North Korean Musudan-class missiles being displayed during a military parade in Pyongyang last year. Picture: AFP Source: AFP
NORTH Korea appears to have moved a missile capable of hitting targets in South Korea and Japan to its east coast, while also demanding the withdrawal of South Korean workers from a joint industrial estate.
The movement of the mid-range missile was detected by both South Korean and US intelligence, the South's Yonhap news agency reported, citing military and government sources.
“It appeared that the object was a Musudan mid-range missile,” it quoted one South Korean official as saying.
“We are closely monitoring whether the North moved it with a view to actual launch or just as a show of force against the US.”
The Musudan missile was first unveiled at a military parade in October 2010 and is believed to have an intended range of around 3000km. However, it is not known to have been tested.
Yonhap cited intelligence sources as saying the North might launch the missile on April 15, the birth anniversary of founding leader Kim Il-sung.
The South Korean Defence Ministry declined to confirm the report, but stressed that it kept a “24-hour watch” for any potential North Korean missile launches.
“We believe there is always an open possibility for a missile launch and related measures have been prepared,” ministry spokesman Wi Yong-Seop told reporters without elaborating.
The United States has said it is sending ground-based missile interceptors to Guam in response to North Korean threats to strike the Pacific island and other US targets, which Defence Secretary Chuck Hagel described as a “real and clear danger”.
Tensions between the two Koreas over a joint industrial park also escalated, with the North setting a deadline of next week for the withdrawal of all South Korean managers and staff from the Kaesong zone by next week, Yonhap reported.

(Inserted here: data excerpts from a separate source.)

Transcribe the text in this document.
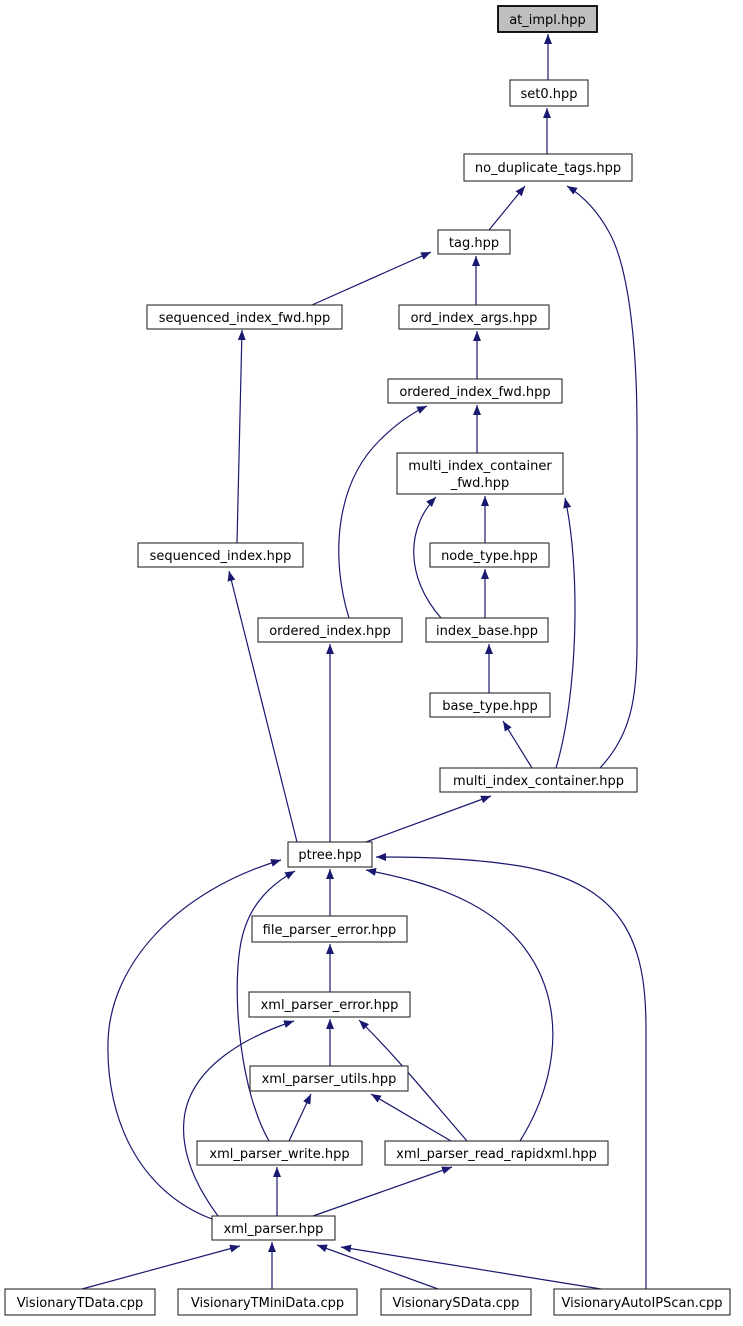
at_impl.hpp
set0.hpp
no_duplicate_tags.hpp
tag.hpp
sequenced_index_fwd.hpp	ord_index_args.hpp
ordered_index_fwd.hpp
multi_index_container
_fwd.hpp
node_type.hpp
sequenced_index.hpp
ordered_index.hpp	index_base.hpp
base_type.hpp
multi_index_container.hpp
ptree.hpp
file_parser_error.hpp
xml_parser_error.hpp
xml_parser_utils.hpp
xml_parser_write.hpp	xml_parser_read_rapidxml.hpp
xml_parser.hpp
VisionaryTData.cpp	VisionaryTMiniData.cpp	VisionarySData.cpp	VisionaryAutoIPScan.cpp
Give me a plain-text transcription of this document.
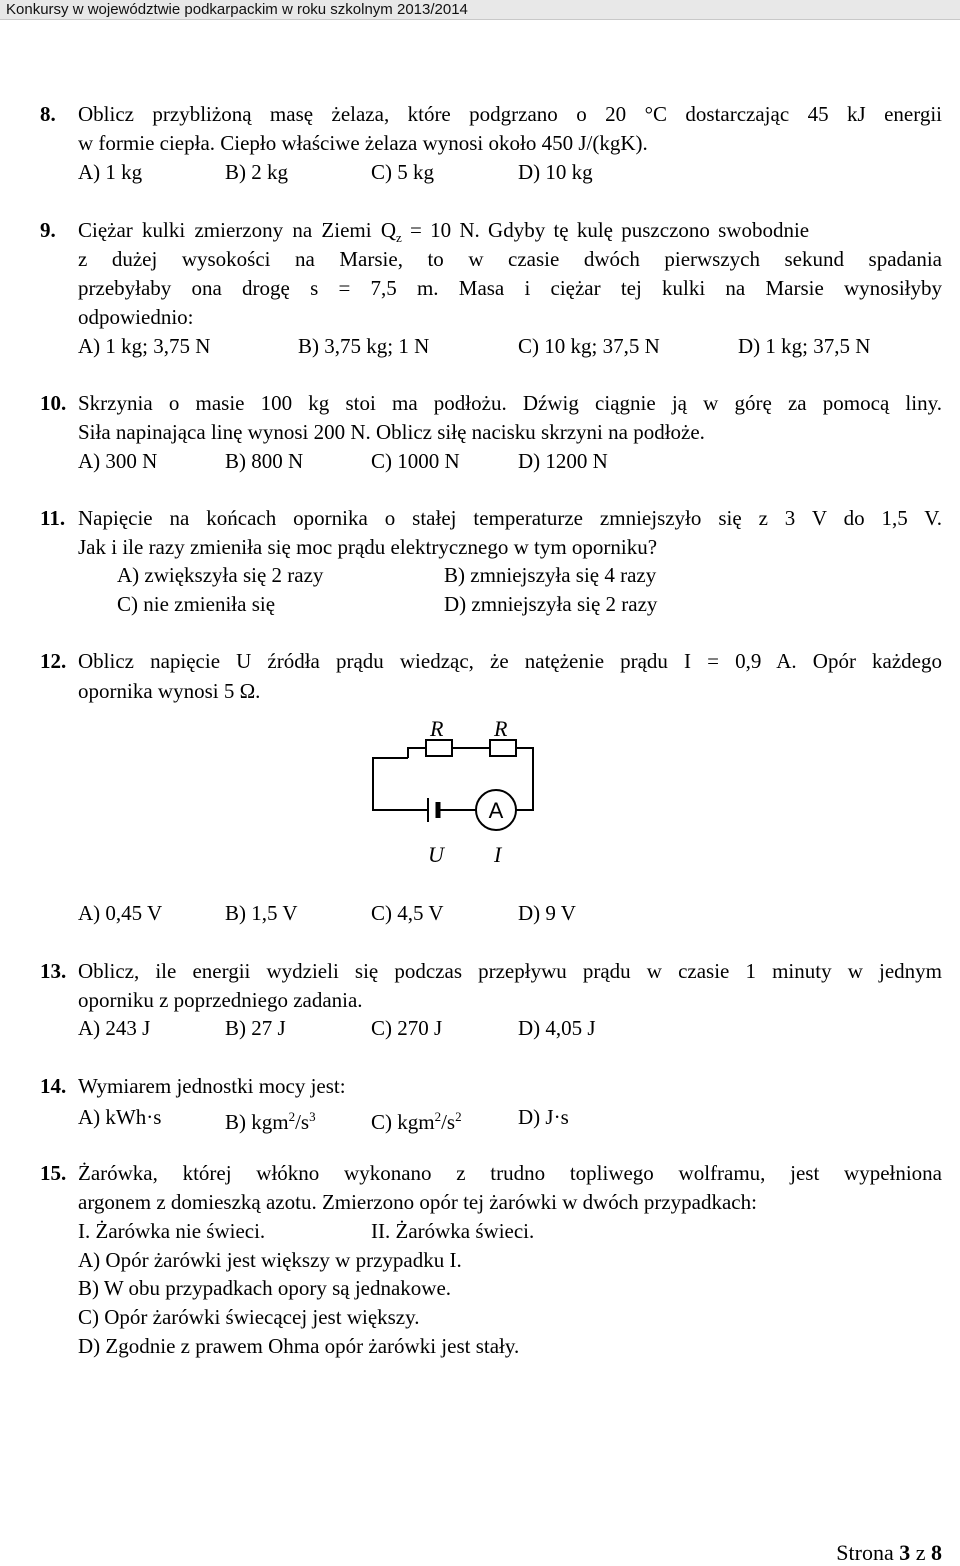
Konkursy w województwie podkarpackim w roku szkolnym 2013/2014
8. Oblicz przybliżoną masę żelaza, które podgrzano o 20 °C dostarczając 45 kJ energii
w formie ciepła. Ciepło właściwe żelaza wynosi około 450 J/(kgK).
A) 1 kg	B) 2 kg	C) 5 kg	D) 10 kg
9. Ciężar kulki zmierzony na Ziemi $Q_z = 10$ N. Gdyby tę kulę puszczono swobodnie
z dużej wysokości na Marsie, to w czasie dwóch pierwszych sekund spadania
przebyłaby ona drogę s = 7,5 m. Masa i ciężar tej kulki na Marsie wynosiłyby
odpowiednio:
A) 1 kg; 3,75 N	B) 3,75 kg; 1 N	C) 10 kg; 37,5 N	D) 1 kg; 37,5 N
10. Skrzynia o masie 100 kg stoi ma podłożu. Dźwig ciągnie ją w górę za pomocą liny.
Siła napinająca linę wynosi 200 N. Oblicz siłę nacisku skrzyni na podłoże.
A) 300 N	B) 800 N	C) 1000 N	D) 1200 N
11. Napięcie na końcach opornika o stałej temperaturze zmniejszyło się z 3 V do 1,5 V.
Jak i ile razy zmieniła się moc prądu elektrycznego w tym oporniku?
A) zwiększyła się 2 razy	B) zmniejszyła się 4 razy
C) nie zmieniła się	D) zmniejszyła się 2 razy
12. Oblicz napięcie U źródła prądu wiedząc, że natężenie prądu I = 0,9 A. Opór każdego
opornika wynosi 5 Ω.
A
R R
U I
A) 0,45 V	B) 1,5 V	C) 4,5 V	D) 9 V
13. Oblicz, ile energii wydzieli się podczas przepływu prądu w czasie 1 minuty w jednym
oporniku z poprzedniego zadania.
A) 243 J	B) 27 J	C) 270 J	D) 4,05 J
14. Wymiarem jednostki mocy jest:
A) kWh·s	B) $kgm^2/s^3$	C) $kgm^2/s^2$	D) J·s
15. Żarówka, której włókno wykonano z trudno topliwego wolframu, jest wypełniona
argonem z domieszką azotu. Zmierzono opór tej żarówki w dwóch przypadkach:
I. Żarówka nie świeci.	II. Żarówka świeci.
A) Opór żarówki jest większy w przypadku I.
B) W obu przypadkach opory są jednakowe.
C) Opór żarówki świecącej jest większy.
D) Zgodnie z prawem Ohma opór żarówki jest stały.
Strona 3 z 8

The personnel should leave the complex, which lies 10 kilometres inside North Korea, by April 10, Yonhap said without quoting any sources.
South Korea's Unification Ministry said earlier today that North Korean authorities had for a second day refused permission for South Korean workers to cross into the giant factory complex on the northern side of the heavily fortified border.
Pyongyang is, however, allowing South Korean workers to leave, alleviating fears of a hostage situation at the complex, which is seen as a bellwether for the relations on the peninsula..
Tensions are running high after the North's latest threat and its move to restart operations at its main Yongbyon nuclear complex to produce more weapons.
Early this morning, in a move apparently timed to hit evening news bulletins in the US, the rogue state issued a statement saying its military had ratified plans for a nuclear strike on the US.
The statement, while provocative, repeats its earlier threats and contains the usual smattering of conditional clauses and bombast. However, it was issued in the name of the Korean People's Army's general staff, giving it added weight in the eyes of observers.
“We formally inform the White House and Pentagon that the ever-escalating US hostile policy toward the DPRK and its reckless nuclear threat will be smashed by the strong will of all the united service personnel and people and cutting-edge smaller, lighter and diversified nuclear strike means of the DPRK and that the merciless operation of its revolutionary armed forces in this regard has been finally examined and ratified,” the statement said.
Overnight, the Pentagon said it would deploy its Terminal High Altitude Area Defence (THAAD) system to Guam in the coming weeks. The THAAD system includes a truck-mounted launcher, interceptor missiles, an AN/TPY-2 tracking radar and an integrated fire control system.
“The United States remains vigilant in the face of North Korean provocations and stands ready to defend US territory, our allies, and our national interests,” a Pentagon spokeswoman said.
While Pyongyang has successfully carried out test nuclear detonations and a long-range missile test, most experts think it is not yet capable of mounting a device on a ballistic missile capable of striking US bases or territory.
The US, though, has responded to the rhetoric by first deploying two missile-defence capable destroyers to the Korean peninsula, then a mobile X-band radar installation and now the THAAD system to Guam.
US Defence Secretary Chuck Hagel said overnight that Pyongyang represented a “real and clear danger” to the United States and to its allies South Korea and Japan.
“They have nuclear capacity now, they have missile delivery capacity now,” Hagel said after a strategy speech at the National Defence University. “We take those threats seriously, we have to take those threats seriously.”
“We are doing everything we can, working with the Chinese and others, to defuse that situation on the peninsula. I hope the North will ratchet its very dangerous rhetoric down,” he said.